Negli anni ’70 e ’80 gli Stati Uniti, il Giappone e diversi altri paesi hanno iniziato a sperimentare sistemi OTEC nel tentativo di sviluppare una fonte di energia rinnovabile. Nel 1979 i ricercatori americani misero in funzione il primo impianto OTEC in grado di generare quantità utilizzabili di energia elettrica, circa 15 kilowatt di potenza netta. Questa unità, chiamata Mini-OTEC, era un sistema a ciclo chiuso montato su una chiatta della marina statunitense a pochi chilometri dalla costa delle Hawaii. Nel 1981-82 le aziende giapponesi testarono un altro impianto OTEC sperimentale a ciclo chiuso. Situato nella repubblica insulare pacifica di Nauru, questo impianto produsse 35 kilowatt di potenza netta. Da allora i ricercatori hanno continuato il lavoro di sviluppo per migliorare gli scambiatori di calore e per escogitare modi per ridurre la corrosione dell’hardware del sistema da parte dell’acqua di mare. Nel 1999 il Natural Energy Laboratory of Hawaii Authority (NELHA) aveva creato e testato un impianto da 250 kilowatt.

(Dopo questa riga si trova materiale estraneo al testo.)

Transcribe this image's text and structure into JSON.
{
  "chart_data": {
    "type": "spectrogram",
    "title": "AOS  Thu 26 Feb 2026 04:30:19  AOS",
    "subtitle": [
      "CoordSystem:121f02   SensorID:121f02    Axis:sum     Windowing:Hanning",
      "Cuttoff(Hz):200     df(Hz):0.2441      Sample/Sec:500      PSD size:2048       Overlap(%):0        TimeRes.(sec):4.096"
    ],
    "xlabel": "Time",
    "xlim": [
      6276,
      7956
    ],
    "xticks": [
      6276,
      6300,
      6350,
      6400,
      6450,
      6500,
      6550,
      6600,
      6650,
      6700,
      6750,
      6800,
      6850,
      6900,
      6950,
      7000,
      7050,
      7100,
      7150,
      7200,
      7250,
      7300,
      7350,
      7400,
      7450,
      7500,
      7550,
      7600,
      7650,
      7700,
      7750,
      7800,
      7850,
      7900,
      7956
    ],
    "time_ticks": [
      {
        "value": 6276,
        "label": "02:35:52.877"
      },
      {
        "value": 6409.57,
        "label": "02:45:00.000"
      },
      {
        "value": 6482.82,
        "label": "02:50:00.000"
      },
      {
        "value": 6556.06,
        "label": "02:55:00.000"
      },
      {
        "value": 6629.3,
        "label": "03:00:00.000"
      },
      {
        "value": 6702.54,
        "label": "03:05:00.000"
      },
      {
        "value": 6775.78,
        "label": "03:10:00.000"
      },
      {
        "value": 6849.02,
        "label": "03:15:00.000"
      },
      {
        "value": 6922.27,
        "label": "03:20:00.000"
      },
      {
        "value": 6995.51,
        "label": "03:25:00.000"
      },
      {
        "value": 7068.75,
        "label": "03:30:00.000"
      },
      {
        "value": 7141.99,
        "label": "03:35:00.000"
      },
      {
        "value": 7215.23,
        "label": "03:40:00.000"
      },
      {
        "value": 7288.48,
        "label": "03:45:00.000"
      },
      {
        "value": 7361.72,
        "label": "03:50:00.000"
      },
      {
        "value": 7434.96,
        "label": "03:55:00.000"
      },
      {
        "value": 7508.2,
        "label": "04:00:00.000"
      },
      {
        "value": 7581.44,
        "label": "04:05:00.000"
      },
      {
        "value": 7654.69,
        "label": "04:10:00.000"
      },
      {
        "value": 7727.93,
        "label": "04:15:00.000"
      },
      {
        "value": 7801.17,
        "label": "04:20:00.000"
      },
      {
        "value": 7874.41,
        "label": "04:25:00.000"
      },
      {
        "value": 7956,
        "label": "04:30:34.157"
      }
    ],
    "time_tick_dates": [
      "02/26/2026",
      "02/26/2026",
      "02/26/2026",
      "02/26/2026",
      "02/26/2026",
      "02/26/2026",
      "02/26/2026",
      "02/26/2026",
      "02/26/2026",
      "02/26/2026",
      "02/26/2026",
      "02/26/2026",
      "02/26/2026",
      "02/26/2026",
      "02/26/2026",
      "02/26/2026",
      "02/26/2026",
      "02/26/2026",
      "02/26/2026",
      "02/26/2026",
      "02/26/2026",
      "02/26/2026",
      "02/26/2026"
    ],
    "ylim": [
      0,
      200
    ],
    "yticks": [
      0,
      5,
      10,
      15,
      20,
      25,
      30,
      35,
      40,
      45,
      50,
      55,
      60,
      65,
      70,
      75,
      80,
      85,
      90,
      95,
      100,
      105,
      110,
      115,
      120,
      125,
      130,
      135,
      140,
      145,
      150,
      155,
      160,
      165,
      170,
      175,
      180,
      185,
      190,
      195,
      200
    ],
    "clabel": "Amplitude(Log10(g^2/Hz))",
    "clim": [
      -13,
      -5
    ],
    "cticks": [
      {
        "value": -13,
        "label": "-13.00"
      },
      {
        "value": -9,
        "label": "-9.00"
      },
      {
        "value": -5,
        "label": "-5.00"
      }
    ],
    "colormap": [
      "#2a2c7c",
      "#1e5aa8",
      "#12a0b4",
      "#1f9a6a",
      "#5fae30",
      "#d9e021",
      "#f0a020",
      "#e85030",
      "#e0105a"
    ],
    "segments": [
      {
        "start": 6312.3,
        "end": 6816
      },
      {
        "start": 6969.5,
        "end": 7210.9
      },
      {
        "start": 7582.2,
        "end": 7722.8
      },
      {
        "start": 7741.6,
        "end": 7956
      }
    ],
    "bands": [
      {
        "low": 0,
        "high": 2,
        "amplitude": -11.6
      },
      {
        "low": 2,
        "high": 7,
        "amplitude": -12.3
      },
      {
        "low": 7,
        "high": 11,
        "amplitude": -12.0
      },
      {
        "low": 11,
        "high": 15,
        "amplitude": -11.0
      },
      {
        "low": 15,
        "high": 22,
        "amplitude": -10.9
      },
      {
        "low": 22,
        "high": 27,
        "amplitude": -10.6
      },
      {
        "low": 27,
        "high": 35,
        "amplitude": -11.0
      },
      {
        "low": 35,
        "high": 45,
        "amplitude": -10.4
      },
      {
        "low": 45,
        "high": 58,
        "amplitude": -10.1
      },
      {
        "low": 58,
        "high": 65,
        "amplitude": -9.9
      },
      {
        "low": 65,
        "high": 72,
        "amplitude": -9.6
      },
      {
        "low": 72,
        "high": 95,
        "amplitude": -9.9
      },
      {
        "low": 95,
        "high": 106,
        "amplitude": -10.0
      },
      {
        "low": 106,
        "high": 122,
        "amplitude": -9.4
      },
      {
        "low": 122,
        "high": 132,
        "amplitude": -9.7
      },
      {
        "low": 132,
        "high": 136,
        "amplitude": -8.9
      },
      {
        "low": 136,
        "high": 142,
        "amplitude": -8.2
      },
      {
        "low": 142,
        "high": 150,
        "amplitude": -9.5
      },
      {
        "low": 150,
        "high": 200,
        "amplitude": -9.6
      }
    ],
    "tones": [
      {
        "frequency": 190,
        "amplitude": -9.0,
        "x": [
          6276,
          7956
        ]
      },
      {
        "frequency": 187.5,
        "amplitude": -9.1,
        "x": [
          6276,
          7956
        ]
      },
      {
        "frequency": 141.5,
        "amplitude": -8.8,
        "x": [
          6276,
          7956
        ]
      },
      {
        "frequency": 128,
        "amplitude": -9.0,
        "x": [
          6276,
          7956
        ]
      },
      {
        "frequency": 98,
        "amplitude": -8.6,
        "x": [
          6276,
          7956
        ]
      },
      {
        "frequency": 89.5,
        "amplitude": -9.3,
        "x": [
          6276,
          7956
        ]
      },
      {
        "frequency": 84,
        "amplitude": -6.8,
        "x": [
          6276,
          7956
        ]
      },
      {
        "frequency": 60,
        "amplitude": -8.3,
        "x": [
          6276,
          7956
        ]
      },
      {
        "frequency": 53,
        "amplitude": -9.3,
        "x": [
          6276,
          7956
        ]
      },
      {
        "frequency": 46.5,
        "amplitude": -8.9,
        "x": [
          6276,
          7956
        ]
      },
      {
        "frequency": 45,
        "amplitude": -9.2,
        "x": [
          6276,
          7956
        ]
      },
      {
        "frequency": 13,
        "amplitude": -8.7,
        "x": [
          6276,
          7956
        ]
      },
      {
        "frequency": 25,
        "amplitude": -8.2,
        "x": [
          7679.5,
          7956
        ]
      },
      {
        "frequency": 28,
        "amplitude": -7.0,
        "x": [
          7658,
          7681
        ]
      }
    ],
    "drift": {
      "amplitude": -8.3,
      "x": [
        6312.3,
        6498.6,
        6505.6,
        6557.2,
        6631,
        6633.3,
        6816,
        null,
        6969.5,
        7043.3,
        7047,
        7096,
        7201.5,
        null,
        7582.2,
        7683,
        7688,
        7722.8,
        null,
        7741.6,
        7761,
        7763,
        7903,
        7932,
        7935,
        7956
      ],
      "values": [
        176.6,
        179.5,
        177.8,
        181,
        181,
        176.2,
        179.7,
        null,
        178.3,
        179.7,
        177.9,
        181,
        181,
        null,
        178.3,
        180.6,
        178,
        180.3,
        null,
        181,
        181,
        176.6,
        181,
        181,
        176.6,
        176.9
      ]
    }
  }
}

Le prospettive di applicazione commerciale della tecnologia OTEC sembrano brillanti, in particolare sulle isole e nei paesi in via di sviluppo nelle regioni tropicali dove le condizioni sono più favorevoli al funzionamento degli impianti OTEC. È stato stimato che le acque dell’oceano tropicale assorbono la radiazione solare equivalente in contenuto di calore a quella di circa 250 miliardi di barili di petrolio ogni giorno. La rimozione di tutto questo calore dall’oceano non altererebbe significativamente la sua temperatura, ma permetterebbe la generazione di decine di milioni di megawatt di elettricità su base continua.
Oltre alla produzione di energia pulita, il processo OTEC fornisce anche diversi utili sottoprodotti. La consegna di acqua fredda alla superficie è stata usata nei sistemi di condizionamento dell’aria e nell’agricoltura a terra refrigerata (che permette la coltivazione di piante della zona temperata in ambienti tropicali). Processi a ciclo aperto e ibridi sono stati usati nella desalinizzazione dell’acqua di mare, e l’infrastruttura OTEC permette l’accesso agli oligoelementi presenti nell’acqua di mare profonda. Inoltre, l’idrogeno può essere estratto dall’acqua attraverso l’elettrolisi per l’uso nelle celle a combustibile.
OTEC è una tecnologia relativamente costosa, poiché la costruzione di costosi impianti OTEC e di infrastrutture è necessaria prima che l’energia possa essere generata. Tuttavia, una volta che gli impianti sono resi operativi, può essere possibile generare elettricità relativamente poco costosa. Gli impianti galleggianti possono essere più fattibili di quelli a terra, perché il numero di siti a terra con accesso ad acque profonde nei tropici è limitato. Esistono poche analisi dei costi; tuttavia, uno studio, eseguito nel 2005, ha posto il costo dell’elettricità prodotta dall’OTEC a 7 centesimi per kilowatt-ora. Anche se questa cifra era basata sull’ipotesi di un impianto OTEC da 100 megawatt situato a circa 10 km (6 miglia) dalla costa delle Hawaii, è paragonabile al costo dell’energia derivata dai combustibili fossili. (Il costo dell’elettricità generata dal carbone è stimato in 4-8 centesimi per kilowatt-ora.)